А Пестрый сообщил еще о том, что в обычае великого князя жаловать своею милостью верных подданных, какими, конечно, будут и пермяне, что скоро вся Великая Пермь поцелует крест на верность новому государю и, похвалив раненых воевод Бурмана, Коча, Мычкына и Зырана, стоявших тут же в толпе, за геройство, удалился в свой походный шатер, раскинутый на середине городской площади.

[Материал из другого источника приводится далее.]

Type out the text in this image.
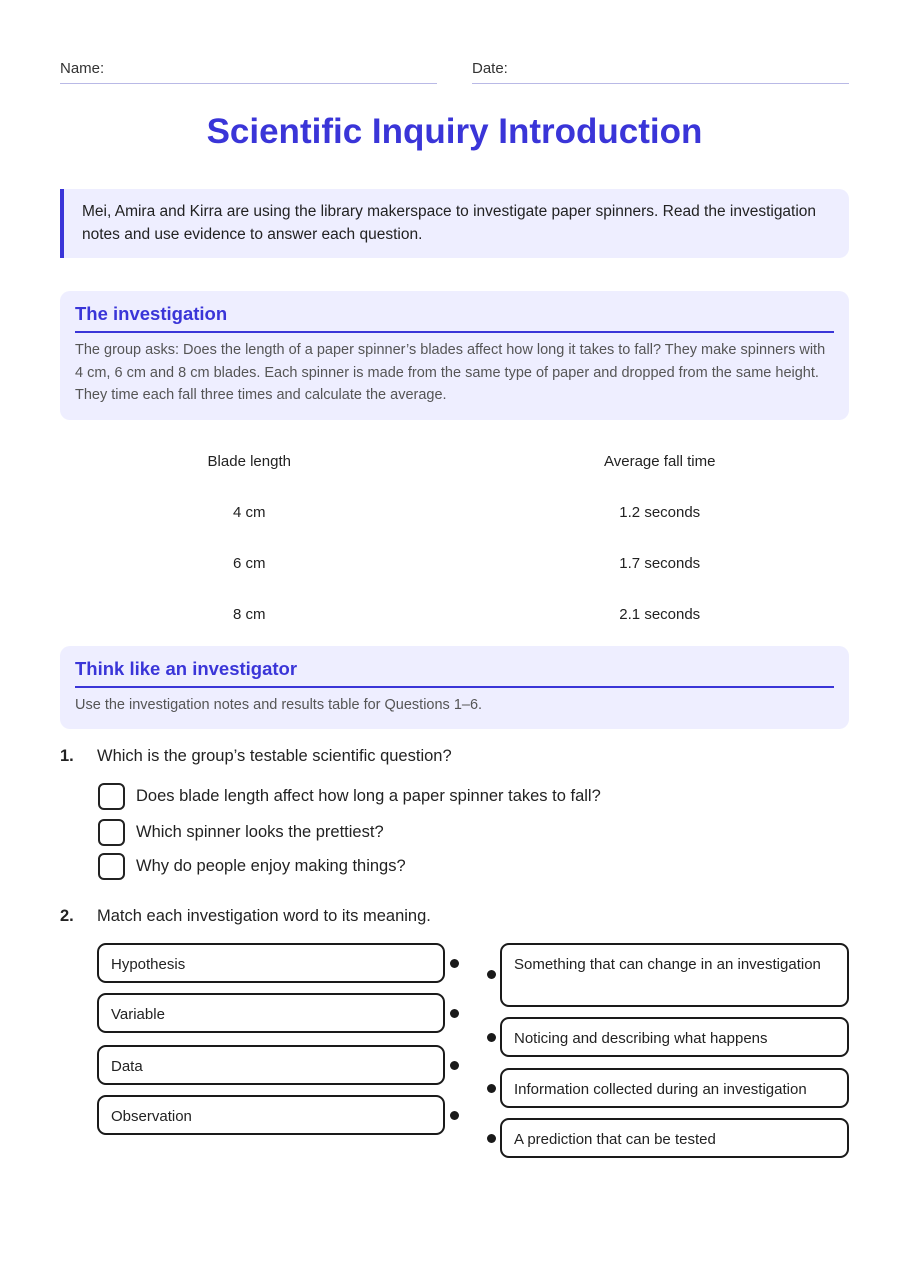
Name:	Date:
Scientific Inquiry Introduction
Mei, Amira and Kirra are using the library makerspace to investigate paper spinners. Read the investigation notes and use evidence to answer each question.
The investigation
The group asks: Does the length of a paper spinner’s blades affect how long it takes to fall? They make spinners with 4 cm, 6 cm and 8 cm blades. Each spinner is made from the same type of paper and dropped from the same height. They time each fall three times and calculate the average.
Blade length	Average fall time
4 cm	1.2 seconds
6 cm	1.7 seconds
8 cm	2.1 seconds
Think like an investigator
Use the investigation notes and results table for Questions 1–6.
1.	Which is the group’s testable scientific question?
Does blade length affect how long a paper spinner takes to fall?
Which spinner looks the prettiest?
Why do people enjoy making things?
2.	Match each investigation word to its meaning.
Hypothesis
Variable
Data
Observation
Something that can change in an investigation
Noticing and describing what happens
Information collected during an investigation
A prediction that can be tested
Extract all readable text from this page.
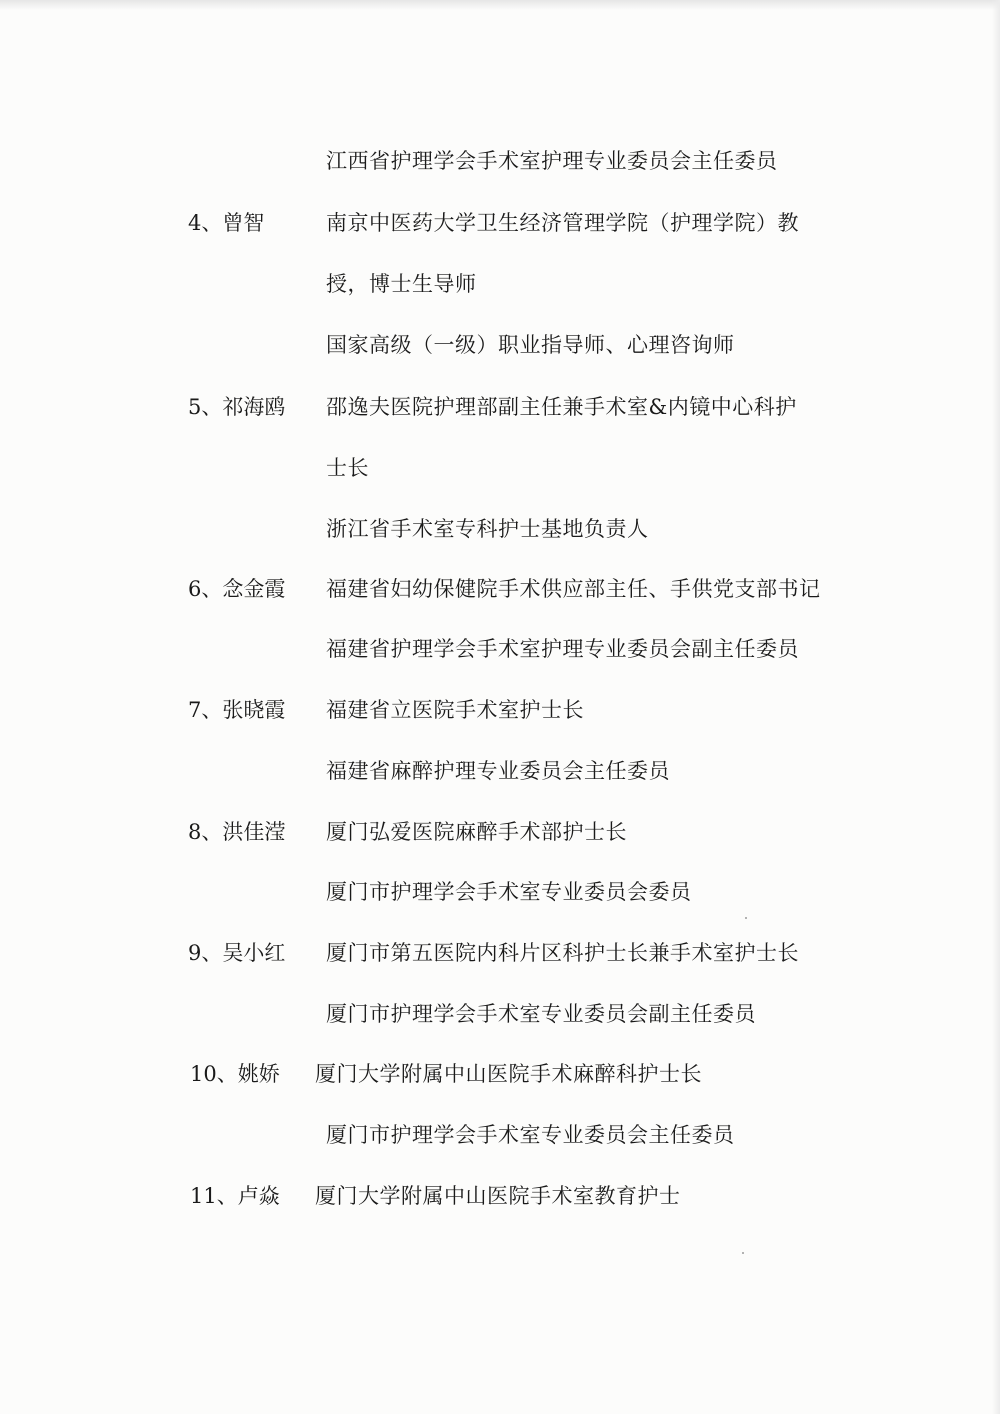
江西省护理学会手术室护理专业委员会主任委员
4、曾智	南京中医药大学卫生经济管理学院（护理学院）教
授，博士生导师
国家高级（一级）职业指导师、心理咨询师
5、祁海鸥 邵逸夫医院护理部副主任兼手术室&内镜中心科护
士长
浙江省手术室专科护士基地负责人
6、念金霞 福建省妇幼保健院手术供应部主任、手供党支部书记
福建省护理学会手术室护理专业委员会副主任委员
7、张晓霞 福建省立医院手术室护士长
福建省麻醉护理专业委员会主任委员
8、洪佳滢 厦门弘爱医院麻醉手术部护士长
厦门市护理学会手术室专业委员会委员
9、吴小红 厦门市第五医院内科片区科护士长兼手术室护士长
厦门市护理学会手术室专业委员会副主任委员
10、姚娇 厦门大学附属中山医院手术麻醉科护士长
厦门市护理学会手术室专业委员会主任委员
11、卢焱 厦门大学附属中山医院手术室教育护士
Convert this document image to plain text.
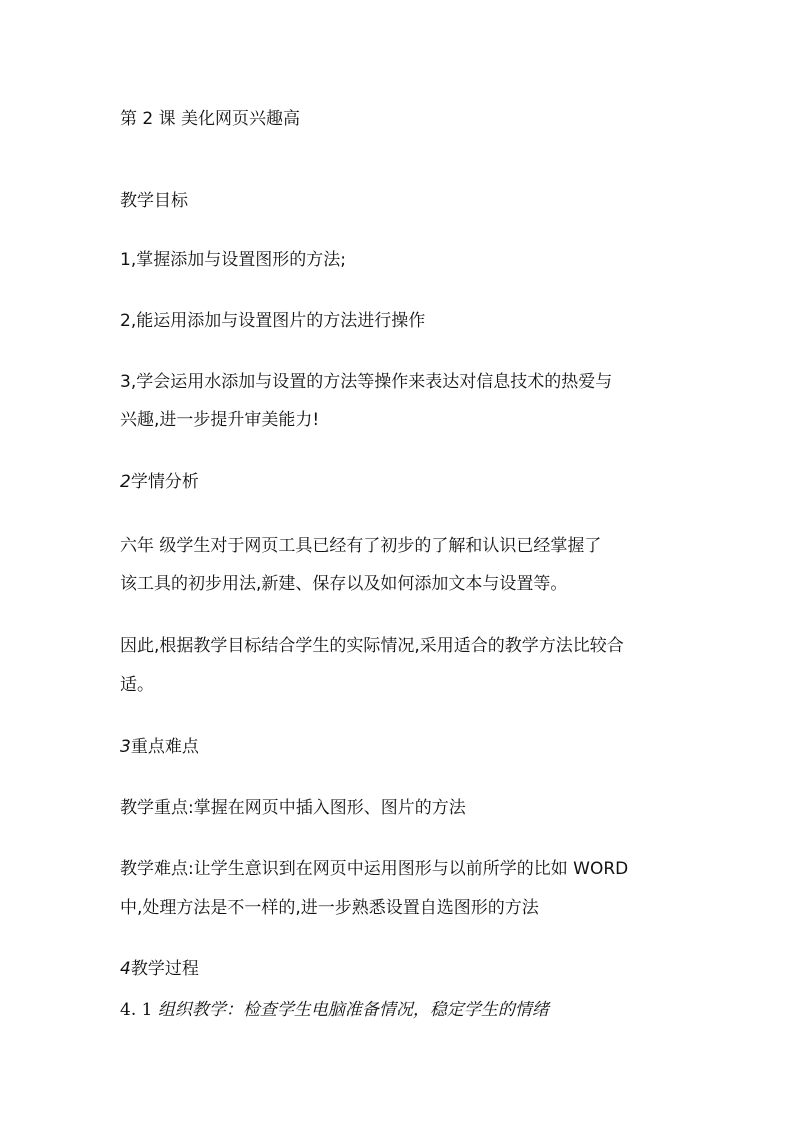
第 2 课 美化网页兴趣高
教学目标
1,掌握添加与设置图形的方法;
2,能运用添加与设置图片的方法进行操作
3,学会运用水添加与设置的方法等操作来表达对信息技术的热爱与
兴趣,进一步提升审美能力!
2学情分析
六年 级学生对于网页工具已经有了初步的了解和认识已经掌握了
该工具的初步用法,新建、保存以及如何添加文本与设置等。
因此,根据教学目标结合学生的实际情况,采用适合的教学方法比较合
适。
3重点难点
教学重点:掌握在网页中插入图形、图片的方法
教学难点:让学生意识到在网页中运用图形与以前所学的比如 WORD
中,处理方法是不一样的,进一步熟悉设置自选图形的方法
4教学过程
4. 1 组织教学：检查学生电脑准备情况，稳定学生的情绪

Настроение пермян было восторженное. Доброта московского военачальника растрогала всех до глубины души. Вдобавок Пестрый был настолько умен и тактичен, что не коснулся на первых порах вопроса о христианской вере, предоставив это попам и монахам, которых он, конечно, решил поддерживать впоследствии, когда в том представится надобность.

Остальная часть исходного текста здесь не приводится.